Para ele, a população pobre será a mais prejudicada com o sistema de educação remota, e sendo justamente esta parcela a que mais precisa do ensino público para mudar a realidade social. “Esta geração já tem, pelo menos, um ano de atraso. Nós, aqui, vamos continuar aí nessa vida de mão de obra”, desabafa.
Posicionamento do estado
Por meio de nota, a Secretaria de Estado de Educação de Minas Gerais (SEE/MG) disse que “a principal ferramenta e instrumento estruturante do Regime de Estudo não Presencial é o Plano de Estudo Tutorado (PET)”, que estão sendo entregue a todo os alunos. O objetivo do material é servir de apoio para os alunos utilizar juntamente com os livros didáticos. Disse ainda que as teleaulas “Se Liga na Educação” e o aplicativo são iniciativas para complementar ao processo de aprendizagem.
A SEE-MG disse que os alunos que estão com dificuldade de acessar o conteúdo não serão prejudicados. “No retorno às atividades presenciais, a rede aplicará uma avaliação diagnóstica com base nas apostilas que servirá para traçar o plano de revisão de conteúdo individualizado para cada estudante.

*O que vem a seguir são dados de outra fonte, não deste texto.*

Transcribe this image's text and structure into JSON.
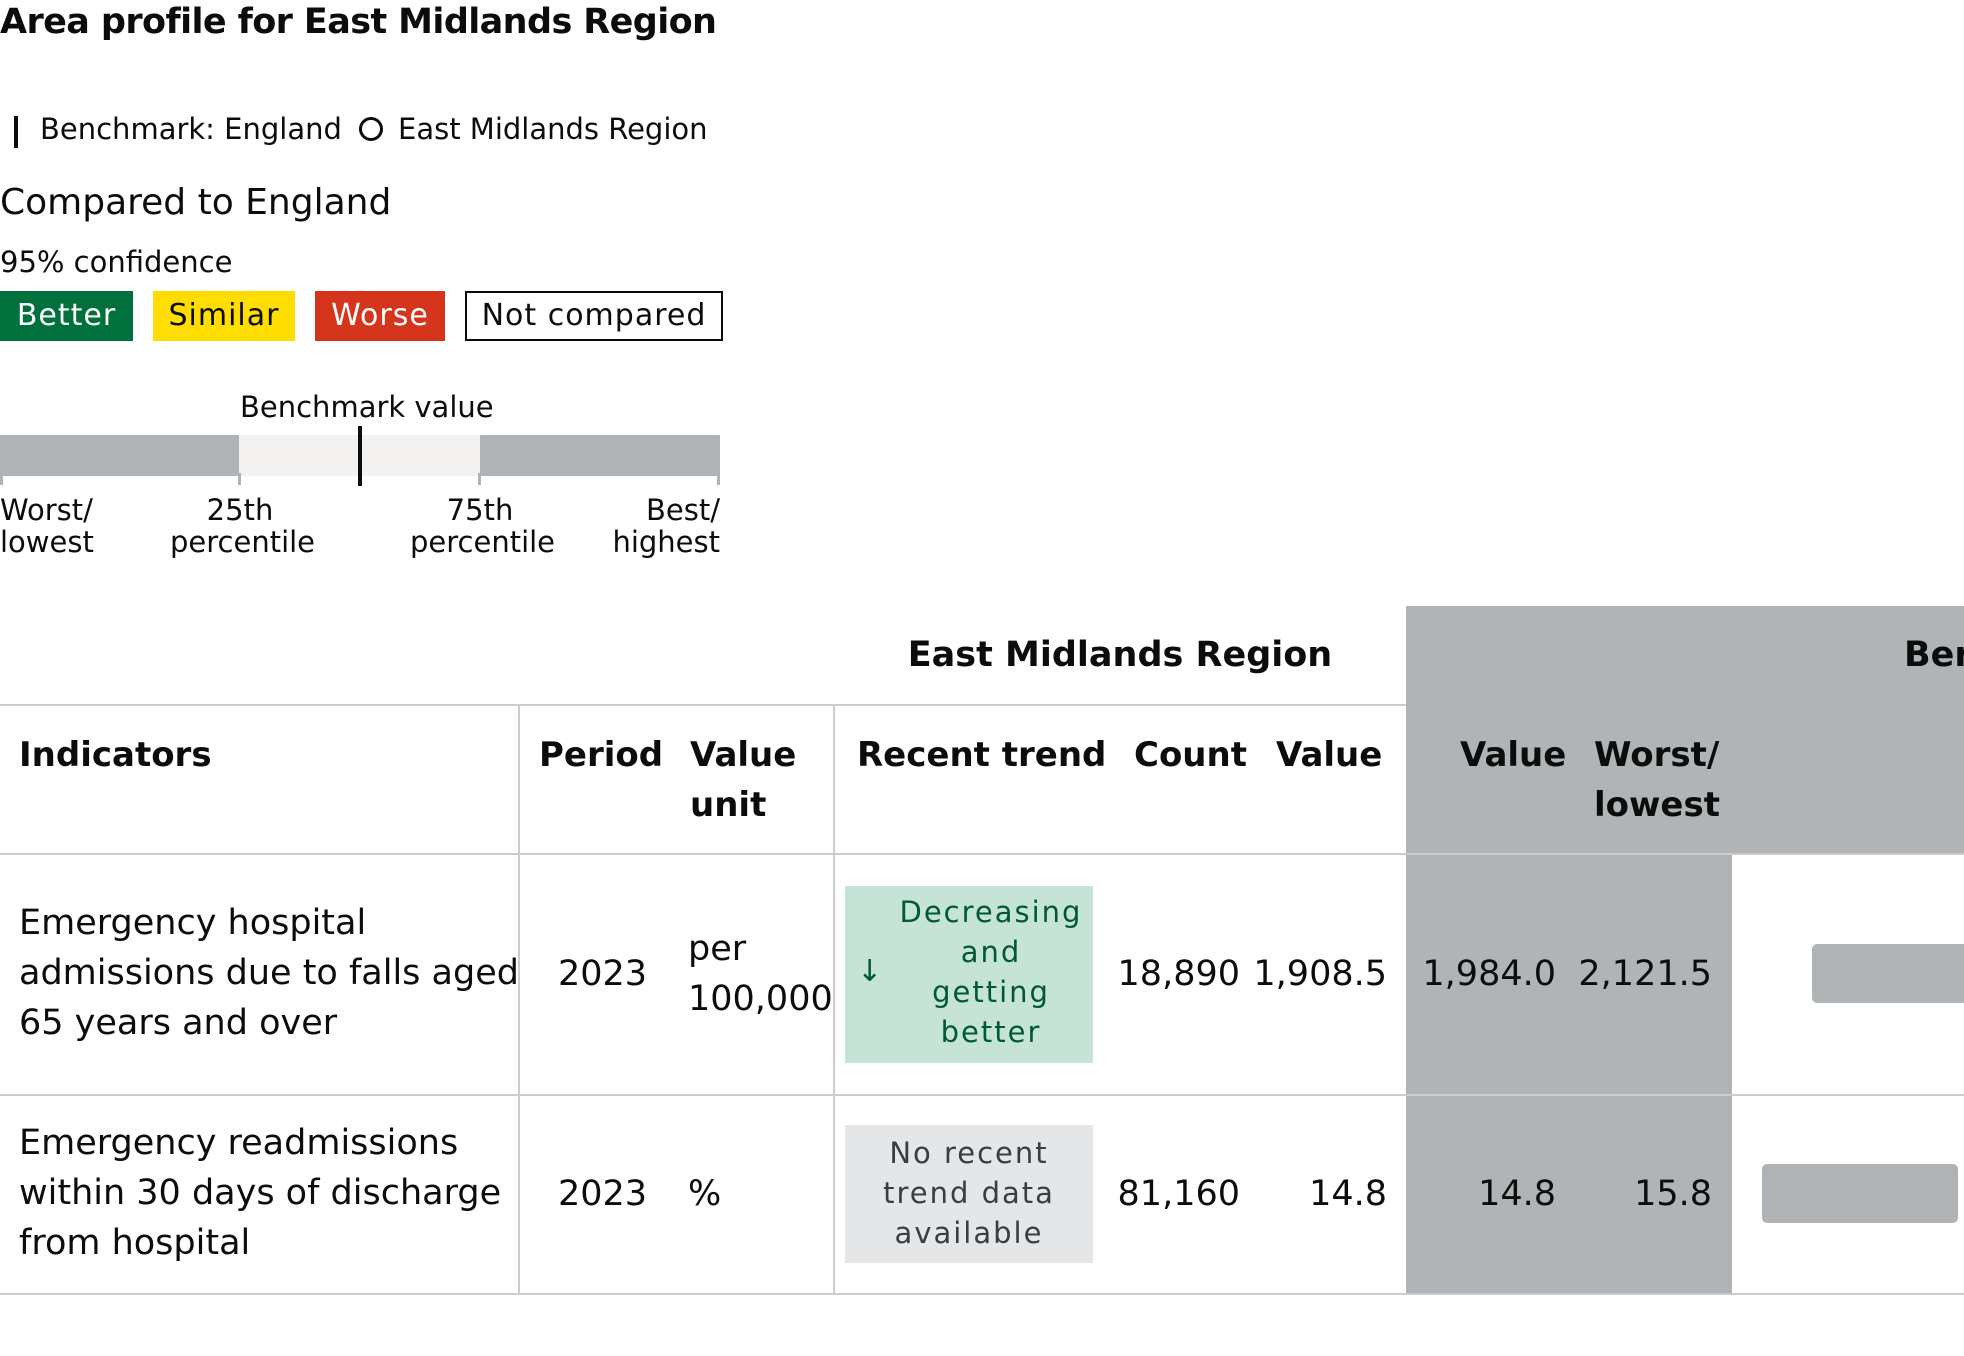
{
  "page": {
    "title": "Area profile for East Midlands Region"
  },
  "legend": {
    "benchmark_label": "Benchmark: England",
    "area_label": "East Midlands Region",
    "compared_heading": "Compared to England",
    "confidence": "95% confidence",
    "badges": {
      "better": "Better",
      "similar": "Similar",
      "worse": "Worse",
      "not_compared": "Not compared"
    },
    "colors": {
      "better": "#00703c",
      "similar": "#ffdd00",
      "worse": "#d4351c",
      "spine_grey": "#b1b4b6",
      "spine_light": "#f3f2f1",
      "trend_improving_bg": "#c6e3d8",
      "trend_improving_text": "#005a30",
      "trend_none_bg": "#e5e6e7"
    },
    "spine": {
      "benchmark_value": "Benchmark value",
      "worst_line1": "Worst/",
      "worst_line2": "lowest",
      "p25_line1": "25th",
      "p25_line2": "percentile",
      "p75_line1": "75th",
      "p75_line2": "percentile",
      "best_line1": "Best/",
      "best_line2": "highest"
    }
  },
  "table": {
    "group_header": "East Midlands Region",
    "benchmark_group_header": "Ber",
    "headers": {
      "indicators": "Indicators",
      "period": "Period",
      "value_unit_line1": "Value",
      "value_unit_line2": "unit",
      "recent_trend": "Recent trend",
      "count": "Count",
      "value": "Value",
      "bm_value": "Value",
      "bm_worst_line1": "Worst/",
      "bm_worst_line2": "lowest"
    },
    "rows": [
      {
        "indicator_lines": [
          "Emergency hospital",
          "admissions due to falls aged",
          "65 years and over"
        ],
        "period": "2023",
        "unit_lines": [
          "per",
          "100,000"
        ],
        "trend_icon": "arrow-down-icon",
        "trend_lines": [
          "Decreasing",
          "and",
          "getting",
          "better"
        ],
        "count": "18,890",
        "value": "1,908.5",
        "bm_value": "1,984.0",
        "bm_worst": "2,121.5"
      },
      {
        "indicator_lines": [
          "Emergency readmissions",
          "within 30 days of discharge",
          "from hospital"
        ],
        "period": "2023",
        "unit_lines": [
          "%"
        ],
        "trend_lines": [
          "No recent",
          "trend data",
          "available"
        ],
        "count": "81,160",
        "value": "14.8",
        "bm_value": "14.8",
        "bm_worst": "15.8"
      }
    ]
  }
}
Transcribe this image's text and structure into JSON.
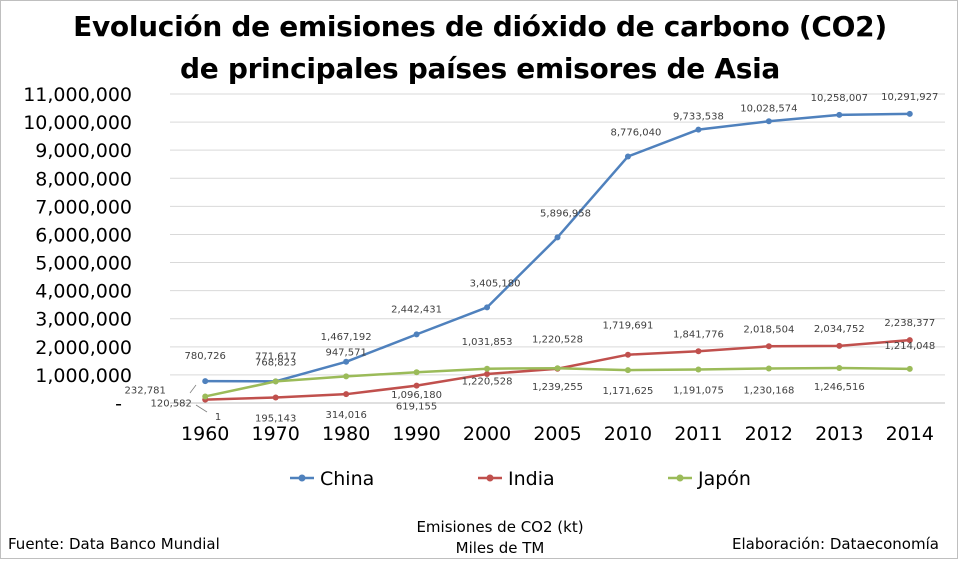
{
  "title_line1": "Evolución de emisiones de dióxido de carbono (CO2)",
  "title_line2": "de  principales países emisores de Asia",
  "source": "Fuente: Data Banco Mundial",
  "xlabel_line1": "Emisiones de CO2 (kt)",
  "xlabel_line2": "Miles de TM",
  "credit": "Elaboración: Dataeconomía",
  "chart_data": {
    "type": "line",
    "categories": [
      "1960",
      "1970",
      "1980",
      "1990",
      "2000",
      "2005",
      "2010",
      "2011",
      "2012",
      "2013",
      "2014"
    ],
    "y_ticks": [
      "-",
      "1,000,000",
      "2,000,000",
      "3,000,000",
      "4,000,000",
      "5,000,000",
      "6,000,000",
      "7,000,000",
      "8,000,000",
      "9,000,000",
      "10,000,000",
      "11,000,000"
    ],
    "ylim": [
      0,
      11000000
    ],
    "grid": true,
    "legend_position": "bottom",
    "series": [
      {
        "name": "China",
        "color": "#4f81bd",
        "values": [
          780726,
          771617,
          1467192,
          2442431,
          3405180,
          5896958,
          8776040,
          9733538,
          10028574,
          10258007,
          10291927
        ],
        "labels": [
          "780,726",
          "771,617",
          "1,467,192",
          "2,442,431",
          "3,405,180",
          "5,896,958",
          "8,776,040",
          "9,733,538",
          "10,028,574",
          "10,258,007",
          "10,291,927"
        ]
      },
      {
        "name": "India",
        "color": "#c0504d",
        "values": [
          120582,
          195143,
          314016,
          619155,
          1031853,
          1220528,
          1719691,
          1841776,
          2018504,
          2034752,
          2238377
        ],
        "labels": [
          "120,582",
          "195,143",
          "314,016",
          "619,155",
          "1,031,853",
          "1,220,528",
          "1,719,691",
          "1,841,776",
          "2,018,504",
          "2,034,752",
          "2,238,377"
        ]
      },
      {
        "name": "Japón",
        "color": "#9bbb59",
        "values": [
          232781,
          768823,
          947571,
          1096180,
          1220528,
          1239255,
          1171625,
          1191075,
          1230168,
          1246516,
          1214048
        ],
        "labels": [
          "232,781",
          "768,823",
          "947,571",
          "1,096,180",
          "1,220,528",
          "1,239,255",
          "1,171,625",
          "1,191,075",
          "1,230,168",
          "1,246,516",
          "1,214,048"
        ]
      }
    ],
    "extra_annotations": [
      "1"
    ]
  }
}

Assim, será possível traçar estratégias de reforço escolar, por exemplo”, informou. Leia a nota na íntegra:
A Secretaria de Estado de Educação de Minas Gerais (SEE/MG) informa que a principal ferramenta e instrumento estruturante do Regime de Estudo não Presencial é o Plano de Estudo Tutorado (PET), o material de apoio para ser utilizado juntamente com os livros didáticos, sendo as teleaulas do programa “Se Liga na Educação” e o aplicativo Conexão Escola iniciativas complementares ao processo de aprendizagem.
Os PETs estão sendo entregues de forma impressa para todos os alunos que informaram não ter acesso aos meios virtuais. A logística e organização para viabilizar a entrega para esses alunos foram feitas pelos diretores das escolas, de acordo com a realidade da sua comunidade escolar, seguindo orientações da Secretaria de Saúde (SES). O acompanhamento da entrega está sendo feito nominalmente.
É importante destacar que nenhum aluno será prejudicado por dificuldades de acesso ao conteúdo digital. No retorno às atividades presenciais, a rede aplicará uma avaliação diagnóstica com base nas apostilas que servirá para traçar o plano de revisão de conteúdo individualizado para cada estudante. Assim, será possível traçar estratégias de reforço escolar, por exemplo.
A SEE/MG reforça que o Regime de Estudo não Presencial tem como objetivo apoiar os alunos da rede estadual a manter a continuidade de estudos durante o período de isolamento social, evitando assim os riscos da evasão escolar.